If I could save myself one second on each question of a 50 question test, that’s a good chunk of time. So just how good of a job do I have to do of filling out bubble sheets? What happens if you don’t make your mark dark enough, or if there are traces of a mark on another bubble. What if more than one bubble is marked?
This is an intriguing and never-wracking question. I don’t think there is any single good answer, since it depends on the model and mainanance of each scanner.
Still - one second on each question of a 50 question test is less than a minute – not “a good chunk of time” IMHO It’s not like you have anything better to do while you’re waiting for time to be up. If completing the test in the allotted time is a serious problem for you, then you answer more slowly than someone who typically finishes “exactly on time”, and that extra minute means less, not more, than it does for them (on average, you wouldn’t be able to answer as many extra questions in that 50 seconds as they would if they fell behind for some reason)
The question then becomes: would you rather miss answering an extra question or so, or miss getting credit for questions you actually answered correctly?
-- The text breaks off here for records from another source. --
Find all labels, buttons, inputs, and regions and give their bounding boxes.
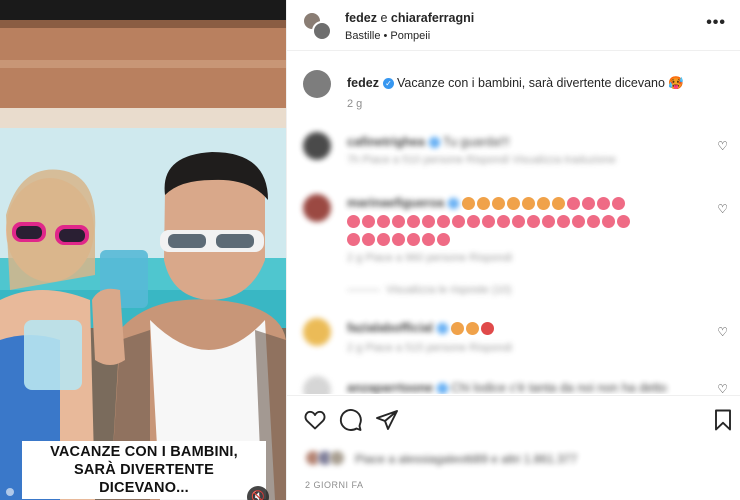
avatar[interactable] xyxy=(303,318,331,346)
list-item: cafinetrighea ✓ Tu guarda!!! 7h Piace a 51… xyxy=(303,130,728,170)
avatar[interactable] xyxy=(303,194,331,222)
post-authors: fedez e chiaraferragni xyxy=(345,11,474,25)
like-comment-icon[interactable]: ♡ xyxy=(717,202,728,216)
post-media[interactable]: VACANZE CON I BAMBINI, SARÀ DIVERTENTE D… xyxy=(0,0,286,500)
caption-text-block: fedez ✓ Vacanze con i bambini, sarà divert… xyxy=(347,74,700,92)
comment-meta: 7h Piace a 510 persone Rispondi Visualiz… xyxy=(347,154,616,166)
video-text-overlay: VACANZE CON I BAMBINI, SARÀ DIVERTENTE D… xyxy=(22,441,266,499)
share-paper-plane-icon[interactable] xyxy=(375,408,399,432)
overlay-line-2: SARÀ DIVERTENTE DICEVANO... xyxy=(74,462,214,496)
comment-username[interactable]: anzaparrtoone xyxy=(347,381,433,394)
verified-badge-icon: ✓ xyxy=(382,78,394,89)
view-replies-link[interactable]: ——— Visualizza le risposte (10) xyxy=(347,284,511,296)
comment-text: Tu guarda!!! xyxy=(442,135,510,149)
like-heart-icon[interactable] xyxy=(303,408,327,432)
like-comment-icon[interactable]: ♡ xyxy=(717,325,728,339)
avatar xyxy=(329,450,345,466)
location-link[interactable]: Bastille • Pompeii xyxy=(345,30,430,42)
avatar xyxy=(312,21,332,41)
caption-text: Vacanze con i bambini, sarà divertente d… xyxy=(396,76,684,90)
list-item: anzaparrtoone ✓ Chi lodice c'è tanta da no… xyxy=(303,376,728,394)
list-item: fazialabofficial ✓ 2 g Piace a 515 person… xyxy=(303,316,728,358)
comments-list[interactable]: fedez ✓ Vacanze con i bambini, sarà divert… xyxy=(287,52,740,394)
comment-username[interactable]: fazialabofficial xyxy=(347,321,433,335)
post-actions-bar: Piace a alessiagaleotti89 e altri 1.861.… xyxy=(287,395,740,500)
post-header: fedez e chiaraferragni Bastille • Pompei… xyxy=(287,0,740,51)
comment-body: anzaparrtoone ✓ Chi lodice c'è tanta da no… xyxy=(347,379,700,394)
verified-badge-icon: ✓ xyxy=(437,323,449,334)
collab-avatars[interactable] xyxy=(302,11,332,41)
like-comment-icon[interactable]: ♡ xyxy=(717,382,728,394)
more-options-icon[interactable]: ••• xyxy=(706,14,726,32)
verified-badge-icon: ✓ xyxy=(428,137,440,148)
verified-badge-icon: ✓ xyxy=(437,383,449,394)
likes-summary[interactable]: Piace a alessiagaleotti89 e altri 1.861.… xyxy=(305,448,680,468)
view-replies-label[interactable]: Visualizza le risposte (10) xyxy=(386,284,511,296)
post-date: 2 GIORNI FA xyxy=(305,480,364,490)
likes-text[interactable]: Piace a alessiagaleotti89 e altri 1.861.… xyxy=(355,452,577,466)
comment-meta: 2 g Piace a 960 persone Rispondi xyxy=(347,252,513,264)
avatar[interactable] xyxy=(303,132,331,160)
comment-username[interactable]: marinaefigueroa xyxy=(347,196,444,210)
post-caption: fedez ✓ Vacanze con i bambini, sarà divert… xyxy=(303,70,728,116)
verified-badge-icon: ✓ xyxy=(448,198,460,209)
post-side-panel: fedez e chiaraferragni Bastille • Pompei… xyxy=(286,0,740,500)
author-link-fedez[interactable]: fedez xyxy=(345,11,377,25)
author-conjunction: e xyxy=(380,11,388,25)
comment-bubble-icon[interactable] xyxy=(339,408,363,432)
caption-username[interactable]: fedez xyxy=(347,76,379,90)
comment-username[interactable]: cafinetrighea xyxy=(347,135,425,149)
avatar[interactable] xyxy=(303,376,331,394)
comment-meta: 2 g Piace a 515 persone Rispondi xyxy=(347,342,513,354)
tagged-people-icon[interactable] xyxy=(6,488,14,496)
comment-body: marinaefigueroa ✓ xyxy=(347,194,700,248)
comment-text: Chi lodice c'è tanta da noi non ha detto xyxy=(451,381,667,394)
comment-body: fazialabofficial ✓ xyxy=(347,319,700,337)
author-link-chiaraferragni[interactable]: chiaraferragni xyxy=(391,11,474,25)
save-bookmark-icon[interactable] xyxy=(711,408,735,432)
post-video-frame xyxy=(0,0,286,500)
list-item: marinaefigueroa ✓ 2 g Piace a 960 persone… xyxy=(303,192,728,302)
comment-body: cafinetrighea ✓ Tu guarda!!! xyxy=(347,133,700,151)
avatar[interactable] xyxy=(303,70,331,98)
like-comment-icon[interactable]: ♡ xyxy=(717,139,728,153)
overlay-line-1: VACANZE CON I BAMBINI, xyxy=(50,444,238,460)
caption-time: 2 g xyxy=(347,98,363,110)
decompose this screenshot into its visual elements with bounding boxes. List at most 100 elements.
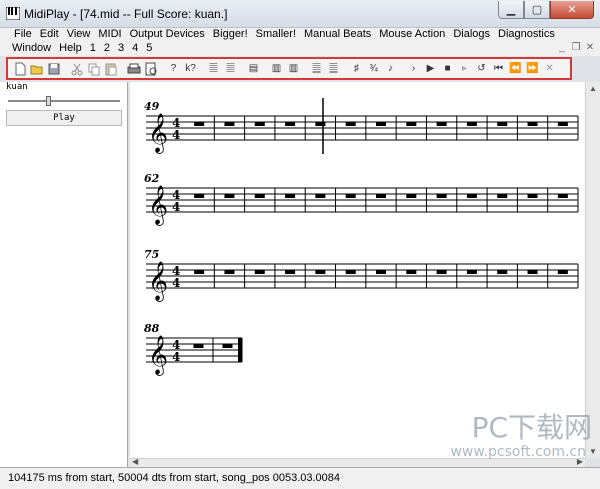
minimize-button[interactable]: ▁ [498,1,524,19]
volume-slider-thumb[interactable] [46,96,51,106]
staff-system[interactable]: 75𝄞 44 [144,248,579,302]
metronome-icon[interactable]: ♪ [383,61,398,76]
whole-rest [406,122,417,126]
loop-icon[interactable]: ↺ [474,61,489,76]
whole-rest [466,122,477,126]
staff-view-icon[interactable]: ▤ [246,61,261,76]
menu-help[interactable]: Help [55,42,86,54]
close-button[interactable]: ✕ [550,1,594,19]
staff-system[interactable]: 49𝄞 44 [144,100,579,154]
stop-icon[interactable]: ■ [440,61,455,76]
copy-icon[interactable] [86,61,101,76]
menu-2[interactable]: 2 [100,42,114,54]
menu-bigger[interactable]: Bigger! [209,28,252,40]
menu-4[interactable]: 4 [128,42,142,54]
title-bar: MidiPlay - [74.mid -- Full Score: kuan.]… [0,0,600,28]
play-icon[interactable]: ▶ [423,61,438,76]
scroll-down-icon[interactable]: ▼ [589,447,597,456]
context-help-icon[interactable]: k? [183,61,198,76]
cancel-icon[interactable]: ✕ [542,61,557,76]
time-signature: 4 [172,350,180,364]
watermark-url: www.pcsoft.com.cn [450,444,586,460]
cut-icon[interactable] [69,61,84,76]
menu-window[interactable]: Window [8,42,55,54]
measure-a-icon[interactable]: ▥ [269,61,284,76]
whole-rest [194,270,205,274]
whole-rest [254,122,265,126]
maximize-button[interactable]: ▢ [524,1,550,19]
whole-rest [224,122,235,126]
print-icon[interactable] [126,61,141,76]
menu-1[interactable]: 1 [86,42,100,54]
whole-rest [376,270,386,274]
menu-5[interactable]: 5 [142,42,156,54]
whole-rest [315,270,326,274]
help-icon[interactable]: ? [166,61,181,76]
staff-system[interactable]: 62𝄞 44 [144,172,579,226]
menu-mouse-action[interactable]: Mouse Action [375,28,449,40]
save-icon[interactable] [46,61,61,76]
print-preview-icon[interactable] [143,61,158,76]
volume-slider[interactable] [8,96,120,106]
whole-rest [222,344,233,348]
whole-rest [436,122,447,126]
whole-rest [315,122,326,126]
whole-rest [376,194,386,198]
sharp-icon[interactable]: ♯ [349,61,364,76]
menu-manual-beats[interactable]: Manual Beats [300,28,375,40]
whole-rest [345,270,356,274]
menu-row-1: File Edit View MIDI Output Devices Bigge… [10,28,559,40]
whole-rest [224,270,235,274]
menu-output-devices[interactable]: Output Devices [126,28,209,40]
whole-rest [436,194,447,198]
voices-d-icon[interactable]: 𝄛 [326,61,341,76]
menu-3[interactable]: 3 [114,42,128,54]
whole-rest [194,194,205,198]
time-signature: 4 [172,276,180,290]
voices-c-icon[interactable]: 𝄛 [309,61,324,76]
menu-edit[interactable]: Edit [36,28,63,40]
measure-number: 49 [144,100,160,113]
whole-rest [436,270,447,274]
next-icon[interactable]: › [406,61,421,76]
measure-number: 75 [144,248,159,261]
mdi-close-icon[interactable]: ✕ [584,42,596,54]
voices-a-icon[interactable]: 𝄚 [206,61,221,76]
mdi-restore-icon[interactable]: ❐ [570,42,582,54]
treble-clef-icon: 𝄞 [148,185,168,226]
whole-rest [557,194,568,198]
time-signature: 4 [172,200,180,214]
mdi-minimize-icon[interactable]: _ [556,42,568,54]
paste-icon[interactable] [103,61,118,76]
menu-midi[interactable]: MIDI [94,28,125,40]
staff-system[interactable]: 88𝄞 44 [144,322,243,376]
whole-rest [527,194,538,198]
score-area: 49 𝄞 4 4 62 𝄞 4 4 75 𝄞 4 4 88 𝄞 4 4 [130,82,585,458]
whole-rest [193,344,204,348]
rewind-start-icon[interactable]: ⏮ [491,61,506,76]
whole-rest [527,270,538,274]
rewind-icon[interactable]: ⏪ [508,61,523,76]
time-signature: 4 [172,128,180,142]
fast-forward-icon[interactable]: ⏩ [525,61,540,76]
scroll-up-icon[interactable]: ▲ [589,84,597,93]
voices-b-icon[interactable]: 𝄚 [223,61,238,76]
scroll-left-icon[interactable]: ◀ [132,457,138,466]
menu-smaller[interactable]: Smaller! [252,28,300,40]
watermark: PC下载网 [471,411,592,444]
whole-rest [466,270,477,274]
play-button[interactable]: Play [6,110,122,126]
vertical-scrollbar[interactable]: ▲ ▼ [585,82,600,458]
whole-rest [527,122,538,126]
whole-rest [315,194,326,198]
new-icon[interactable] [12,61,27,76]
step-icon[interactable]: ▸ [457,61,472,76]
menu-view[interactable]: View [63,28,95,40]
menu-diagnostics[interactable]: Diagnostics [494,28,559,40]
measure-b-icon[interactable]: ▥ [286,61,301,76]
whole-rest [285,270,296,274]
time-signature-icon[interactable]: ¾ [366,61,381,76]
menu-file[interactable]: File [10,28,36,40]
menu-dialogs[interactable]: Dialogs [449,28,494,40]
open-icon[interactable] [29,61,44,76]
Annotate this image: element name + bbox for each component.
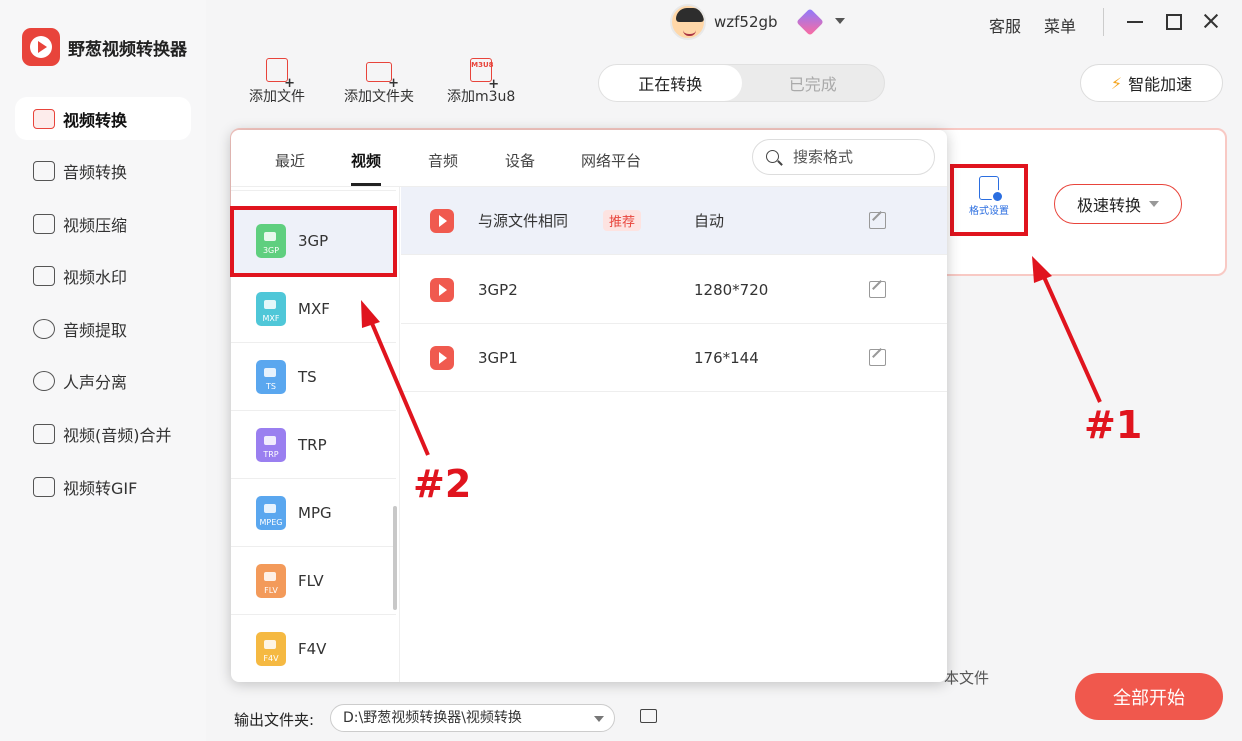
annotation-label-1: #1 bbox=[1084, 403, 1143, 447]
annotation-arrow-1 bbox=[1038, 267, 1102, 403]
annotation-arrow-2 bbox=[366, 313, 430, 456]
annotation-label-2: #2 bbox=[413, 462, 472, 506]
annotation-arrowhead-1 bbox=[1032, 256, 1052, 283]
annotation-arrowhead-2 bbox=[361, 300, 380, 328]
app-window: 野葱视频转换器 视频转换 音频转换 视频压缩 视频水印 音频提取 人声分离 视频… bbox=[0, 0, 1242, 741]
annotation-arrows bbox=[361, 256, 1102, 456]
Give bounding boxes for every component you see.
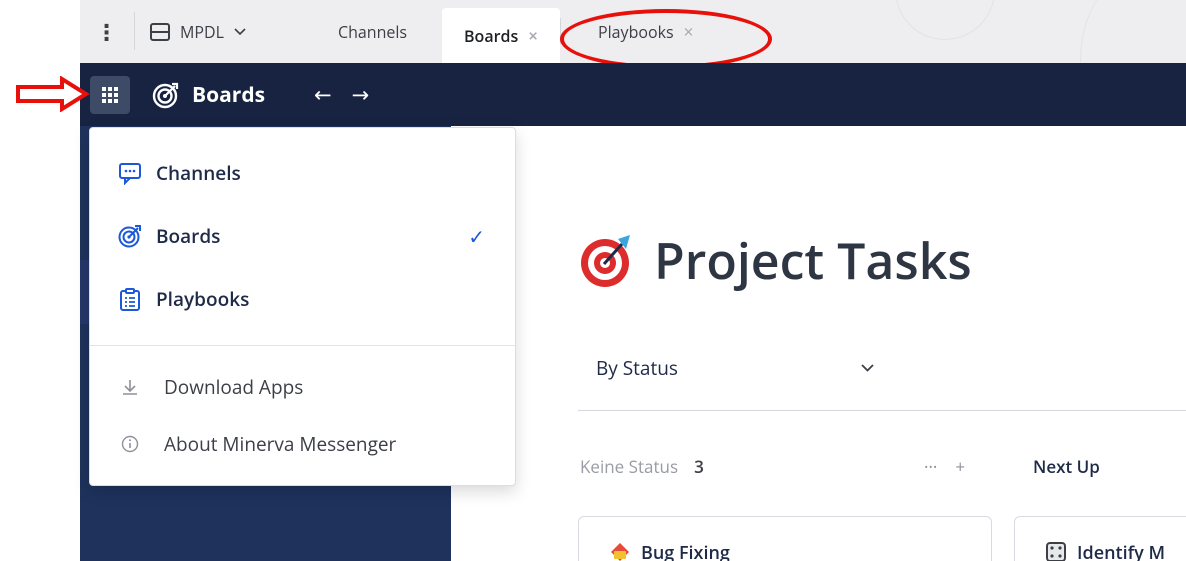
board-card[interactable]: Bug Fixing [578, 516, 992, 561]
card-title: Bug Fixing [641, 541, 730, 561]
playbooks-icon [118, 287, 142, 311]
menu-item-label: About Minerva Messenger [164, 431, 397, 457]
menu-item-download-apps[interactable]: Download Apps [90, 359, 515, 415]
menu-item-channels[interactable]: Channels [90, 145, 515, 201]
board-area [451, 126, 1186, 561]
column-name: Keine Status [580, 454, 679, 478]
column-count: 3 [694, 454, 704, 478]
chevron-down-icon [861, 364, 874, 372]
grid-icon [102, 87, 118, 103]
boards-icon [152, 82, 179, 108]
checkmark-icon: ✓ [468, 222, 485, 250]
back-arrow-icon[interactable]: ← [314, 81, 332, 109]
menu-item-label: Playbooks [156, 286, 250, 312]
divider [134, 12, 135, 50]
menu-item-playbooks[interactable]: Playbooks [90, 271, 515, 327]
forward-arrow-icon[interactable]: → [352, 81, 370, 109]
card-title: Identify M [1077, 541, 1166, 561]
current-product: Boards [152, 63, 265, 126]
app-header: Boards ← → [80, 63, 1186, 126]
bug-fixing-emoji-icon [611, 543, 629, 561]
column-actions: ··· + [924, 452, 965, 480]
add-card-icon[interactable]: + [955, 455, 965, 478]
menu-item-about[interactable]: About Minerva Messenger [90, 416, 515, 472]
history-nav: ← → [314, 63, 369, 126]
more-options-icon[interactable]: ··· [924, 455, 937, 478]
chevron-down-icon [234, 27, 246, 35]
board-header: Project Tasks [578, 226, 972, 294]
menu-item-label: Download Apps [164, 374, 304, 400]
menu-item-label: Channels [156, 160, 241, 186]
info-icon [118, 432, 142, 456]
download-icon [118, 375, 142, 399]
view-selector[interactable]: By Status [596, 352, 878, 384]
annotation-arrow [16, 76, 90, 112]
view-label: By Status [596, 355, 678, 381]
channels-icon [118, 161, 142, 185]
tab-label: Channels [338, 20, 408, 43]
column-header: Keine Status 3 [580, 452, 704, 480]
server-name: MPDL [180, 20, 224, 43]
product-switcher-button[interactable] [90, 76, 130, 114]
product-switcher-menu: Channels Boards ✓ Playbooks Download App… [89, 127, 516, 486]
board-card[interactable]: Identify M [1014, 516, 1186, 561]
more-options-icon[interactable]: ⋮ [80, 0, 133, 63]
tab-label: Boards [464, 24, 519, 47]
annotation-ellipse [560, 9, 772, 69]
server-icon [150, 22, 170, 41]
menu-divider [90, 345, 515, 346]
product-name: Boards [192, 80, 266, 109]
game-die-icon [1046, 542, 1066, 561]
menu-item-label: Boards [156, 223, 221, 249]
column-header: Next Up [1033, 452, 1100, 480]
board-title[interactable]: Project Tasks [654, 226, 972, 294]
target-icon [581, 235, 630, 287]
column-name: Next Up [1033, 454, 1100, 478]
tab-channels[interactable]: Channels [338, 0, 407, 63]
close-tab-icon[interactable]: × [528, 24, 538, 47]
server-selector[interactable]: MPDL [150, 0, 246, 63]
boards-icon [118, 224, 142, 248]
divider [578, 410, 1186, 411]
menu-item-boards[interactable]: Boards ✓ [90, 208, 515, 264]
tab-boards[interactable]: Boards × [442, 8, 560, 63]
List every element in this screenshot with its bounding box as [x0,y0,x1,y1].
I’d rather get full credit for what I ‘knew’ than answer an extra question and hope that I made less than one erasure error in the test (assuming that I got that last extra question right - when I was most tired and under the most time pressure)
You ask a good question. As a practical matter, erasing can be a relaxing zen break in the midst of the test, if you take the right mental attitude.
I just drew myself a little circle, approximately the same size as bubble on an exam. I then counted “1 Mississippi” as I filled it in completely. I didn’t get to the p’s before it was done.
If you can’t satisfactorily fill in a wee circle in less than a second, maybe you should change your pencil. It is a #2 or HB, right? Non-mechanical? Or maybe you should practice your technique.
Like KP says, how well an incorrectly-marked bubble will be read totally depends on the machine. Filling in the circle as directed by the instructions is the only way to be sure you won’t lose points.